A matter that considers public welfare should hardly be a polarizing issue, even if it means allowing certain animals basic rights and freedoms.
Conservatives and Conservation
Another area of animals rights that spans the isle is animal conservation. Protecting wild animals is an issue that has historically gained support from people and leaders of all political affiliations.

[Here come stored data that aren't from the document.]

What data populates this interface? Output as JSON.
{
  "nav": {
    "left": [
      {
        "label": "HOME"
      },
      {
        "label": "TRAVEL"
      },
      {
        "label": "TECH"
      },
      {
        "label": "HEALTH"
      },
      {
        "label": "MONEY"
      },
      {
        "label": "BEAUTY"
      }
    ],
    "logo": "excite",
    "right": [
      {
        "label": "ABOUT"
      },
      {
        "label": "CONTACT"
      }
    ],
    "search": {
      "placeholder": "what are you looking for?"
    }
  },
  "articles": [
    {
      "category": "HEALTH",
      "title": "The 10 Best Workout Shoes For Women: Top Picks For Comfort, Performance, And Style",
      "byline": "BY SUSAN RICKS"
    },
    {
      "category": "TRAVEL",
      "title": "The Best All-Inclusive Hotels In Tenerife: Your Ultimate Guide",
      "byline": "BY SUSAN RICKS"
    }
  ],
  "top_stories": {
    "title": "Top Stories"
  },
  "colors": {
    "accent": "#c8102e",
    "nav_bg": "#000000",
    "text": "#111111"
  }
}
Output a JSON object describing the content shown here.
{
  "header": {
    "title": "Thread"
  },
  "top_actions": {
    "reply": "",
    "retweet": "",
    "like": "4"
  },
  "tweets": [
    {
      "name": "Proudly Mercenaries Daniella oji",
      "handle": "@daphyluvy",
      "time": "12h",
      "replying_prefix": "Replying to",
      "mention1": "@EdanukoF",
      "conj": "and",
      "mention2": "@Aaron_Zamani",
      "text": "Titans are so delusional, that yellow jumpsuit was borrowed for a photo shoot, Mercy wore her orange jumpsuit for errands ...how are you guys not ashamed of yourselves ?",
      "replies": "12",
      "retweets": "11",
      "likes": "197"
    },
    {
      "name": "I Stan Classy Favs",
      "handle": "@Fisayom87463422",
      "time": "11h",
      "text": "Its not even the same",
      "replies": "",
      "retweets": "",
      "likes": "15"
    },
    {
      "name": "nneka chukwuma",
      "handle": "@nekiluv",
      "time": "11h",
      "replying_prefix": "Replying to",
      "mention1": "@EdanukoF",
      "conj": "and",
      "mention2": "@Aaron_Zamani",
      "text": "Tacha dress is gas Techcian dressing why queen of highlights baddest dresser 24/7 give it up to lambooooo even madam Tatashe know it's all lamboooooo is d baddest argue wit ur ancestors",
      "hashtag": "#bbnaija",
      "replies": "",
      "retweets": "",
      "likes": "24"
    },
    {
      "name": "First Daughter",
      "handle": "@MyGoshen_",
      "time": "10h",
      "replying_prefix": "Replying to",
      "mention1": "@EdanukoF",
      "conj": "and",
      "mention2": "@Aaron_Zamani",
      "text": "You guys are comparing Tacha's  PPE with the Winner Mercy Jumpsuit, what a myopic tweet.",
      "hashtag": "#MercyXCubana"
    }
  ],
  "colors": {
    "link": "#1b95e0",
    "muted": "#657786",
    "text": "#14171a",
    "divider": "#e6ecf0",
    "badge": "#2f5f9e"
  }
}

Looking back, President Nixon was the one who signed Clean Air Act, the Endangered Species Act and the National Environmental Policy Act. President Bush expanded the clean air act, and Republican presidential candidate John McCain was in favor of climate regulation. None of these men would have been considered a liberal “hippie” by any means. They were conservatives who supported preserving our Earth and the animals on it. These are the same principals that should convince people across the country to support animal rights.
Proof Liberals and Conservatives CAN Be Friends
In 2014, all 50 states finally passed felony animal cruelty statues. The U.S. military announced that it will end the use of live animals in medical training. Many other animal rights issues are continuing to be considered by politicians, a clear sign that political parties are coming together to support animal rights and welfare. There are groups of right wing vegans with hashtags like #tofupartypatriots coming together. It is no longer unusual to find a conservative animal rights activist.
Certain things, such as animal cruelty, are fundamentally wrong. It doesn’t matter what your religion, your political affiliation, or where you are from. Thankfully, this is finally beginning to be universally accepted, especially in the area of animal rights. People are coming together not as “liberal” or “conservative” activists, but as activists.